The array of vocals on Mahalaki doesn’t just involve female ones, there are male vocal contributions from Phillip Anselmo of Down/Pantera, and Attila Csihar from Mayhem, so the variety and calibre is certainly impressive. The music itself experiments with drawn-out, long atmospheric passages using guitar drones and wails, such as the melodic “Mahakali of Terrifying Countenance”, or the rather more disturbing “A Sea of Blood and Hollow Screaming”, that utilises guitar drones and vocal shrieks for a seemingly endless 8 minutes. There are more melodic, even poplike moments such as “House of Void” and “Overthrown” which even veers off into neofolk territory in places, whereas “Mouth of Flames” touches on neoclassical and soundtrack music.
More than anything Mahakali is about creating atmospheres of many different sorts. Its pastiche of emotions will take you down multiple dark routes but there’s no recurring musical theme, the thematic strain being carried by the lyrical content only. Jarboe seems at her best in the more confrontational vocal passages and though she can scream and tear her vocal chords apart for great effect, it’s not quite as bewitching as Runhild from KHLYST or Diamanda Galas, both of whom could be quite respectable inspirations. Indeed, it may be Jarboe’s intention to throw the listener around like a raffle ticket in a tombola but by halfway through the album it becomes quite difficult to care. Yes it’s clever, yes it’s very well done, but it seems to have little spirit, being more of an indulgence for the artist than the listener.

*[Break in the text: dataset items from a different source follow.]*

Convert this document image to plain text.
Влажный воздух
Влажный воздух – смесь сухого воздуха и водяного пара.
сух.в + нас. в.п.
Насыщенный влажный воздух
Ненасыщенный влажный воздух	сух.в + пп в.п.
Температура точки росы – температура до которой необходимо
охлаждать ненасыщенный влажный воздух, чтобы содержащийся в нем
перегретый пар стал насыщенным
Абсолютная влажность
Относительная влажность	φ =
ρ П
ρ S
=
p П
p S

Mahakali doesn’t get too ambitious, always managing to stay within the confines of experiential music rather than avant-garde. It’s certainly not an easy listen but given the quantity of styles on this disc could end up appealing to people along quite a wide spectrum of genres. Metal fans might get off on the harder vocals and drones, whereas ethereal and post-rock fans will appreciate its more creative, lighter moments. Mahakali covers many bases, but probably too many to hold my attention from beginning to end, in spite of its inventiveness. It’s all very well having manifold parts to your influences but some cohesion wouldn’t have gone amiss.